When does a work colleague become a friend? That is a question that I tried to avoid. For many years, during almost all of my working life, I was in a position of management. I started with a team of three way back in the early eighties and peaked in the mid-teens with over eleven hundred souls. I tried to get to know each and everyone of them, which obviously became harder as the numbers grew. I had many work colleagues yet not many friends.
Let me explain. I always felt and still do today that you should be very careful getting too close to people who you have some responsibility for. Should things go wrong, or if belts need tightening, it is much harder to make the right decision involving those people with whom you have had a close relationship. Friendship and effectiveness aren’t always related. What attracts you to someone as a friend is not necessarily what the business is looking for.
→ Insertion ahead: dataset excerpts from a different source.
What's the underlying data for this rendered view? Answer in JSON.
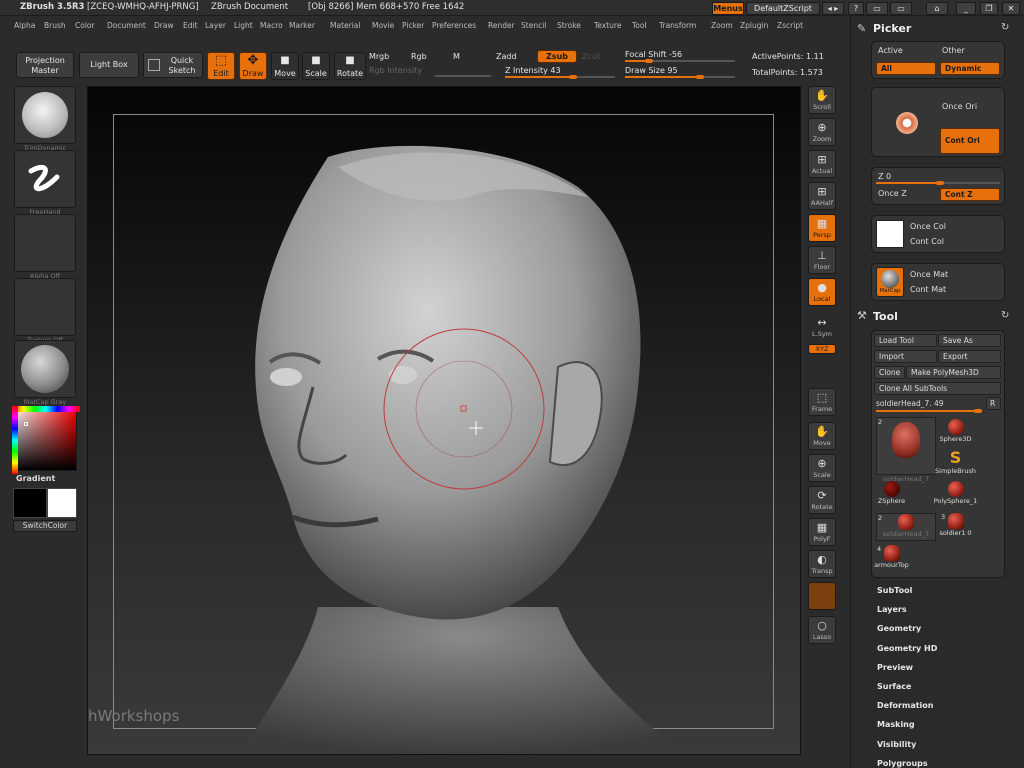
{
  "titlebar": {
    "app": "ZBrush 3.5R3",
    "serial": "[ZCEQ-WMHQ-AFHJ-PRNG]",
    "doc": "ZBrush Document",
    "info": "[Obj 8266] Mem 668+570 Free 1642",
    "menus_btn": "Menus",
    "script": "DefaultZScript"
  },
  "menubar": [
    "Alpha",
    "Brush",
    "Color",
    "Document",
    "Draw",
    "Edit",
    "Layer",
    "Light",
    "Macro",
    "Marker",
    "Material",
    "Movie",
    "Picker",
    "Preferences",
    "Render",
    "Stencil",
    "Stroke",
    "Texture",
    "Tool",
    "Transform",
    "Zoom",
    "Zplugin",
    "Zscript"
  ],
  "shelf": {
    "projection_master": [
      "Projection",
      "Master"
    ],
    "light_box": "Light Box",
    "quick_sketch": [
      "Quick",
      "Sketch"
    ],
    "edit": "Edit",
    "draw": "Draw",
    "move": "Move",
    "scale": "Scale",
    "rotate": "Rotate",
    "mrgb": "Mrgb",
    "rgb": "Rgb",
    "m": "M",
    "rgb_intensity": "Rgb Intensity",
    "zadd": "Zadd",
    "zsub": "Zsub",
    "zcut": "Zcut",
    "z_intensity_label": "Z Intensity",
    "z_intensity": 43,
    "focal_shift_label": "Focal Shift",
    "focal_shift": -56,
    "draw_size_label": "Draw Size",
    "draw_size": 95,
    "active_points": "ActivePoints: 1.11",
    "total_points": "TotalPoints: 1.573"
  },
  "left": {
    "brush": "TrimDynamic",
    "stroke": "FreeHand",
    "alpha": "Alpha Off",
    "texture": "Texture Off",
    "material": "MatCap Gray",
    "gradient": "Gradient",
    "switch_color": "SwitchColor"
  },
  "canvas": {
    "watermark": "ZBrushWorkshops"
  },
  "right_shelf": [
    "Scroll",
    "Zoom",
    "Actual",
    "AAHalf",
    "Persp",
    "Floor",
    "Local",
    "L.Sym",
    "XYZ",
    "Frame",
    "Move",
    "Scale",
    "Rotate",
    "PolyF",
    "Transp",
    "Lasso"
  ],
  "picker": {
    "title": "Picker",
    "active": "Active",
    "other": "Other",
    "all": "All",
    "dynamic": "Dynamic",
    "once_ori": "Once Ori",
    "cont_ori": "Cont Ori",
    "z_label": "Z 0",
    "once_z": "Once Z",
    "cont_z": "Cont Z",
    "once_col": "Once Col",
    "cont_col": "Cont Col",
    "once_mat": "Once Mat",
    "cont_mat": "Cont Mat",
    "matcap": "MatCap"
  },
  "tool": {
    "title": "Tool",
    "load_tool": "Load Tool",
    "save_as": "Save As",
    "import": "Import",
    "export": "Export",
    "clone": "Clone",
    "make_polymesh": "Make PolyMesh3D",
    "clone_all": "Clone All SubTools",
    "current_tool": "soldierHead_7. 49",
    "r": "R",
    "tools": [
      {
        "name": "soldierHead_7",
        "count": "2"
      },
      {
        "name": "Sphere3D",
        "count": ""
      },
      {
        "name": "SimpleBrush",
        "count": ""
      },
      {
        "name": "ZSphere",
        "count": ""
      },
      {
        "name": "PolySphere_1",
        "count": ""
      },
      {
        "name": "soldierHead_7",
        "count": "2"
      },
      {
        "name": "soldier1 0",
        "count": "3"
      },
      {
        "name": "armourTop",
        "count": "4"
      }
    ]
  },
  "sections": [
    "SubTool",
    "Layers",
    "Geometry",
    "Geometry HD",
    "Preview",
    "Surface",
    "Deformation",
    "Masking",
    "Visibility",
    "Polygroups"
  ],
  "colors": {
    "accent": "#e8700a",
    "panel": "#353535",
    "bg": "#2b2b2b"
  }
}
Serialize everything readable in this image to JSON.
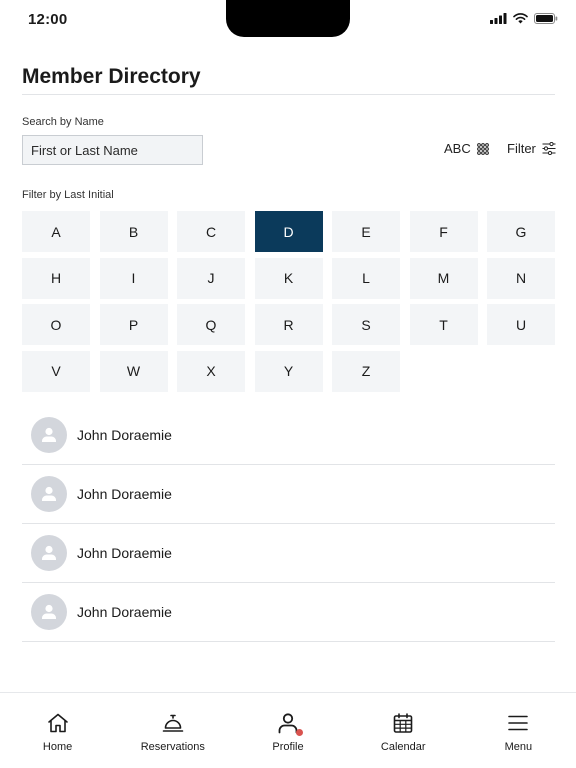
{
  "status_bar": {
    "time": "12:00"
  },
  "page": {
    "title": "Member Directory"
  },
  "search": {
    "label": "Search by Name",
    "placeholder": "First or Last Name"
  },
  "controls": {
    "sort_label": "ABC",
    "filter_label": "Filter"
  },
  "initials": {
    "label": "Filter by Last Initial",
    "selected": "D",
    "letters": [
      "A",
      "B",
      "C",
      "D",
      "E",
      "F",
      "G",
      "H",
      "I",
      "J",
      "K",
      "L",
      "M",
      "N",
      "O",
      "P",
      "Q",
      "R",
      "S",
      "T",
      "U",
      "V",
      "W",
      "X",
      "Y",
      "Z"
    ]
  },
  "members": [
    {
      "name": "John Doraemie"
    },
    {
      "name": "John Doraemie"
    },
    {
      "name": "John Doraemie"
    },
    {
      "name": "John Doraemie"
    }
  ],
  "tabs": [
    {
      "label": "Home",
      "icon": "home-icon"
    },
    {
      "label": "Reservations",
      "icon": "service-bell-icon"
    },
    {
      "label": "Profile",
      "icon": "profile-icon",
      "has_notification": true
    },
    {
      "label": "Calendar",
      "icon": "calendar-icon"
    },
    {
      "label": "Menu",
      "icon": "menu-icon"
    }
  ],
  "colors": {
    "accent": "#0b3a5b",
    "tile": "#f3f5f7",
    "notification": "#d9534f"
  }
}
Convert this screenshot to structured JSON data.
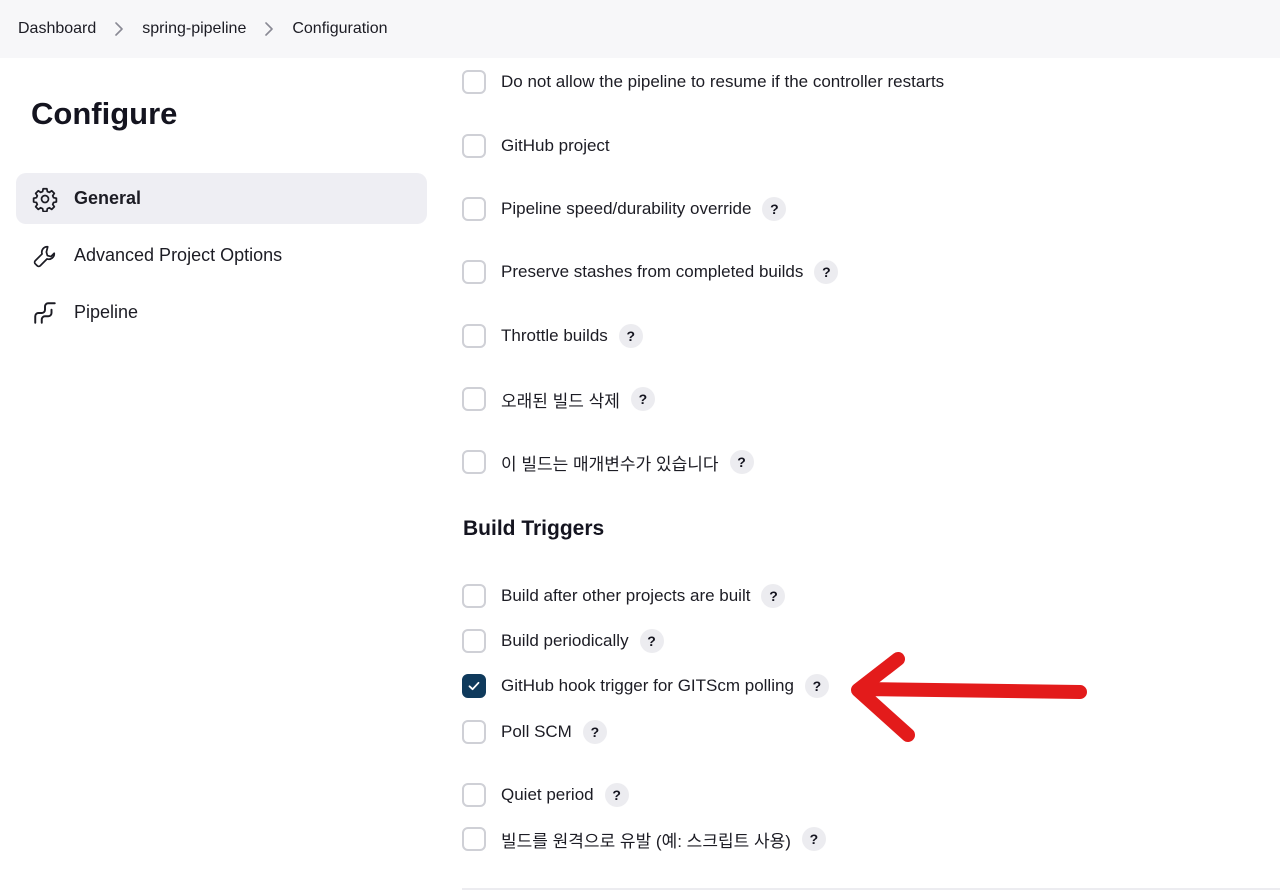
{
  "breadcrumb": {
    "items": [
      "Dashboard",
      "spring-pipeline",
      "Configuration"
    ]
  },
  "sidebar": {
    "title": "Configure",
    "items": [
      {
        "label": "General",
        "icon": "gear-icon",
        "active": true
      },
      {
        "label": "Advanced Project Options",
        "icon": "wrench-icon",
        "active": false
      },
      {
        "label": "Pipeline",
        "icon": "pipeline-icon",
        "active": false
      }
    ]
  },
  "general": {
    "options": [
      {
        "label": "Do not allow the pipeline to resume if the controller restarts",
        "checked": false,
        "help": false
      },
      {
        "label": "GitHub project",
        "checked": false,
        "help": false
      },
      {
        "label": "Pipeline speed/durability override",
        "checked": false,
        "help": true
      },
      {
        "label": "Preserve stashes from completed builds",
        "checked": false,
        "help": true
      },
      {
        "label": "Throttle builds",
        "checked": false,
        "help": true
      },
      {
        "label": "오래된 빌드 삭제",
        "checked": false,
        "help": true
      },
      {
        "label": "이 빌드는 매개변수가 있습니다",
        "checked": false,
        "help": true
      }
    ]
  },
  "build_triggers": {
    "title": "Build Triggers",
    "options": [
      {
        "label": "Build after other projects are built",
        "checked": false,
        "help": true
      },
      {
        "label": "Build periodically",
        "checked": false,
        "help": true
      },
      {
        "label": "GitHub hook trigger for GITScm polling",
        "checked": true,
        "help": true
      },
      {
        "label": "Poll SCM",
        "checked": false,
        "help": true
      },
      {
        "label": "Quiet period",
        "checked": false,
        "help": true
      },
      {
        "label": "빌드를 원격으로 유발 (예: 스크립트 사용)",
        "checked": false,
        "help": true
      }
    ]
  },
  "help_glyph": "?",
  "colors": {
    "accent": "#0f3a5c",
    "annotation_arrow": "#e31b1b",
    "sidebar_active": "#eeeef3",
    "breadcrumb_bg": "#f7f7f9"
  }
}
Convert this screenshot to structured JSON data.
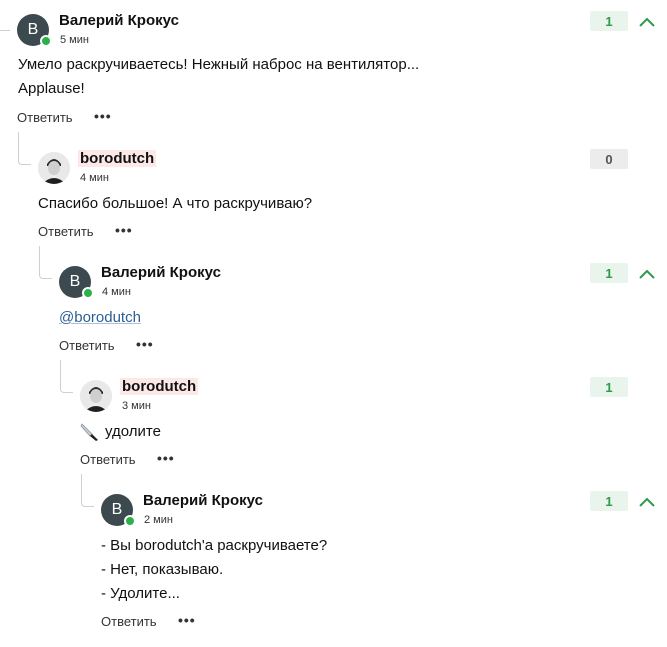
{
  "comments": [
    {
      "avatar_letter": "B",
      "author": "Валерий Крокус",
      "time": "5 мин",
      "lines": [
        "Умело раскручиваетесь! Нежный наброс на вентилятор...",
        "Applause!"
      ],
      "reply_label": "Ответить",
      "more_label": "•••",
      "score": "1",
      "upvote_icon": "chevron-up-icon"
    },
    {
      "author": "borodutch",
      "time": "4 мин",
      "lines": [
        "Спасибо большое! А что раскручиваю?"
      ],
      "reply_label": "Ответить",
      "more_label": "•••",
      "score": "0"
    },
    {
      "avatar_letter": "B",
      "author": "Валерий Крокус",
      "time": "4 мин",
      "mention": "@borodutch",
      "reply_label": "Ответить",
      "more_label": "•••",
      "score": "1",
      "upvote_icon": "chevron-up-icon"
    },
    {
      "author": "borodutch",
      "time": "3 мин",
      "emoji": "🔪",
      "lines": [
        "удолите"
      ],
      "reply_label": "Ответить",
      "more_label": "•••",
      "score": "1"
    },
    {
      "avatar_letter": "B",
      "author": "Валерий Крокус",
      "time": "2 мин",
      "lines": [
        "- Вы borodutch'а раскручиваете?",
        "- Нет, показываю.",
        "- Удолите..."
      ],
      "reply_label": "Ответить",
      "more_label": "•••",
      "score": "1",
      "upvote_icon": "chevron-up-icon"
    }
  ],
  "colors": {
    "score_positive_bg": "#e9f5ec",
    "score_positive_text": "#2e9a48",
    "score_zero_bg": "#ececec",
    "online": "#2bb04a",
    "avatar_bg": "#3c4a4f",
    "mention": "#2d5f94",
    "author_highlight": "#fde8e8"
  }
}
I would, therefore, in the main avoid going out with them for drinks and other social events. When it became an absolute must I would attend and make sure I left at an early opportunity. With the other managers it was a little different in that I would fraternise with them occasionally, though to be honest it was never my thing. Again friendship had its challenges as often those around you were competing in some way and this could be awkward in a political environment.
In my last role, I didn’t see myself as ‘the boss’ but rather as one amongst several people working together as equals yet that is not always the way that people saw me.
Now that I have left work, none of this matters and I am at liberty, under my own rules, to make friends with whom I choose. I don’t have colleagues anymore, just friends. We still meet and chat but this time as friends.
Some of them think I am still their boss!